Between the commander-in-chief of the Armed Forces and his commanders, there is a lot that needs to be explained. What, exactly, is the game plan? While Tinubu, the commander-in-chief, has come to be identified with merely condemning acts of terrorism and making such vacuous declarations as “Enough is enough”, some of his military commanders have become rather loquacious, failing to realize that the joke is on them. With Army generals now being kidnapped by terrorists and, worse still, paying ransom to be freed, and with the homestead of some of the generals now under threat by bandits and terrorists, what else needs to be said about the security situation of the country at Tinubu’s mid-term?
When the pervasive insecurity in the land and the wilful devastation of farms and farmlands by terrorist-herdsmen are added to the crushing inflation and heavy economic yoke on the people, imposed by the economic policies of the same Tinubu government, the catastrophe that living has become for Nigerians in the last two years, can be seen.
Alas, at this crucial juncture, at this mid-term, where the Tinubu presidency is expected to re-invent itself to save the ship of the Nigerian state that is in unprecedented turbulence, this is where President Bola Tinubu has turned his primary attention to politicking. His paramount interest has become how to retain power in 2027, two years ahead.
The political development of the last week in Delta State, where a state governor, his deputy, their immediate predecessor and all of their party structure, packed up shop and joined the party of the president, is, without doubt novel, albeit a most ignoble one. The development is said to be the first among a number of such other wholesale-packaged jump, purportedly engineered, less than subtly, at the presidency.
Only last week, this column had discussed four governors from the Peoples Democratic Party (PDP), said to be on their way to the ruling party, not out of choice, but to save their skin. Now, the first has jumped. Who needs to look any closely at Dr, Ifeanyi Okowa, to see how miserable life has become. Nyesome Wike has not forgiven Atiku Abubakar for ignoring him to pick Okowa as running mate in the 2023 presidential election, even against the preference of the party chieftains. Now Okowa is said to have resigned from PDP and has joined APC, a defeated man, meekly being taken to where Nyesome Wike arrived much earlier, with more leverage, even if as a valued contract- associate.
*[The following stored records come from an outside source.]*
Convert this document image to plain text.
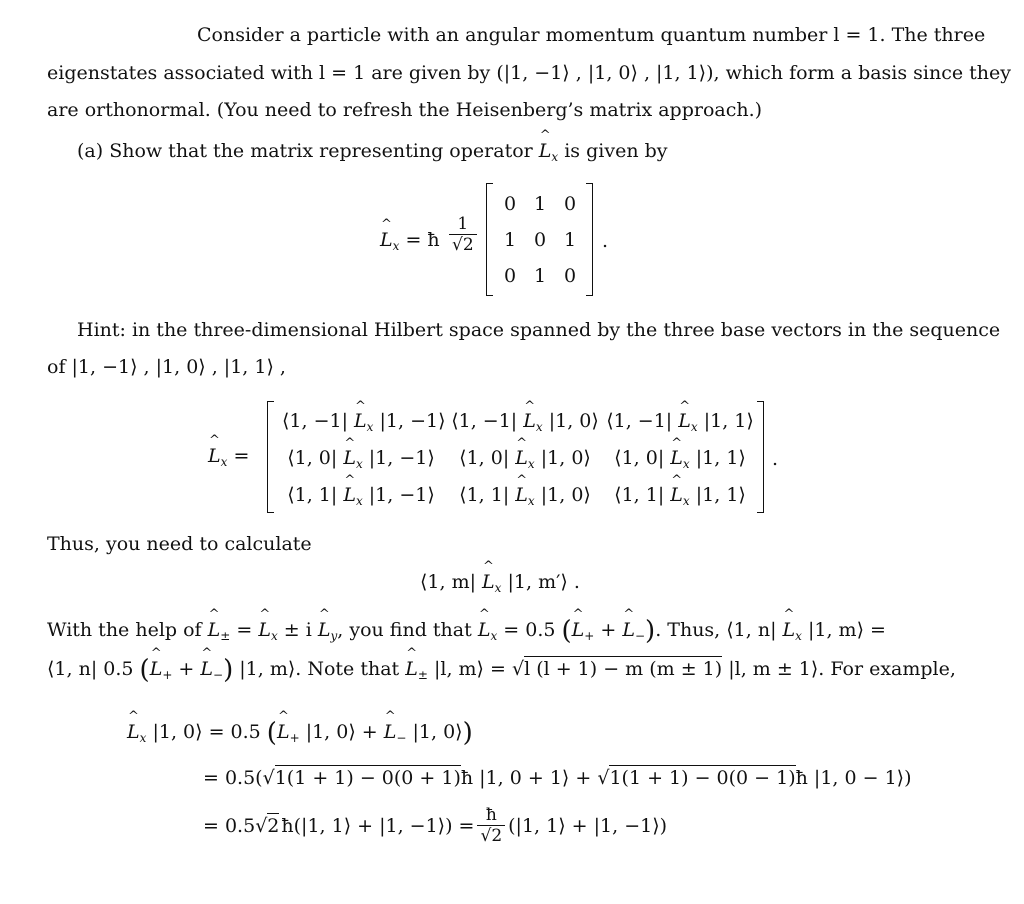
Consider a particle with an angular momentum quantum number l = 1. The three
eigenstates associated with l = 1 are given by (|1, −1⟩ , |1, 0⟩ , |1, 1⟩), which form a basis since they
are orthonormal. (You need to refresh the Heisenberg’s matrix approach.)
(a) Show that the matrix representing operator ^ $L_x$ is given by
^ $L_x$ = ħ $\frac{1}{√2}$
0 1 0
1 0 1
0 1 0
.
Hint: in the three-dimensional Hilbert space spanned by the three base vectors in the sequence
of |1, −1⟩ , |1, 0⟩ , |1, 1⟩ ,
^ $L_x$ =
⟨1, −1| ^ $L_x$ |1, −1⟩ ⟨1, −1| ^ $L_x$ |1, 0⟩ ⟨1, −1| ^ $L_x$ |1, 1⟩
⟨1, 0| ^ $L_x$ |1, −1⟩	⟨1, 0| ^ $L_x$ |1, 0⟩	⟨1, 0| ^ $L_x$ |1, 1⟩
⟨1, 1| ^ $L_x$ |1, −1⟩	⟨1, 1| ^ $L_x$ |1, 0⟩	⟨1, 1| ^ $L_x$ |1, 1⟩
.
Thus, you need to calculate
⟨1, m| ^ $L_x$ |1, m′⟩ .
With the help of ^ $L_\pm$ = ^ $L_x \pm i$ ^ $L_y$, you find that ^ $L_x = 0.5$ (^ $L_+$ + ^ $L_-$). Thus, ⟨1, n| ^ $L_x$ |1, m⟩ =
⟨1, n| 0.5 (^ $L_+$ + ^ $L_-$) |1, m⟩. Note that ^ $L_\pm$ |l, m⟩ = √l (l + 1) − m (m ± 1) |l, m ± 1⟩. For example,
^ $L_x$ |1, 0⟩ = 0.5 (^ $L_+$ |1, 0⟩ + ^ $L_-$ |1, 0⟩)
= 0.5(√1(1 + 1) − 0(0 + 1)ħ |1, 0 + 1⟩ + √1(1 + 1) − 0(0 − 1)ħ |1, 0 − 1⟩)
= 0.5 √2 ħ(|1, 1⟩ + |1, −1⟩) = $\frac{ħ}{√2} (|1$, 1⟩ + |1, −1⟩)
The midterm report of the Tinubu presidency may be as uninspiring as can be. The worry is that the other side of the tenure does not seem to hold out any better prospect. Politics is said to be the man’s forte. May be. Even his supporters never claimed that he is good in governance. Even at that, it is very expensive, for a country, for someone to come to the presidency, just to play politics. That, unfortunately, is what Nigerians should brace up for, as Tinubu corrals more wretched PDP governors in his fold, like sheep without a shepherd. Goodbye to whatever existed as governance in the first half of the Tinubu presidency. Welcome to full-blown politics, the 2027 Tinubu version.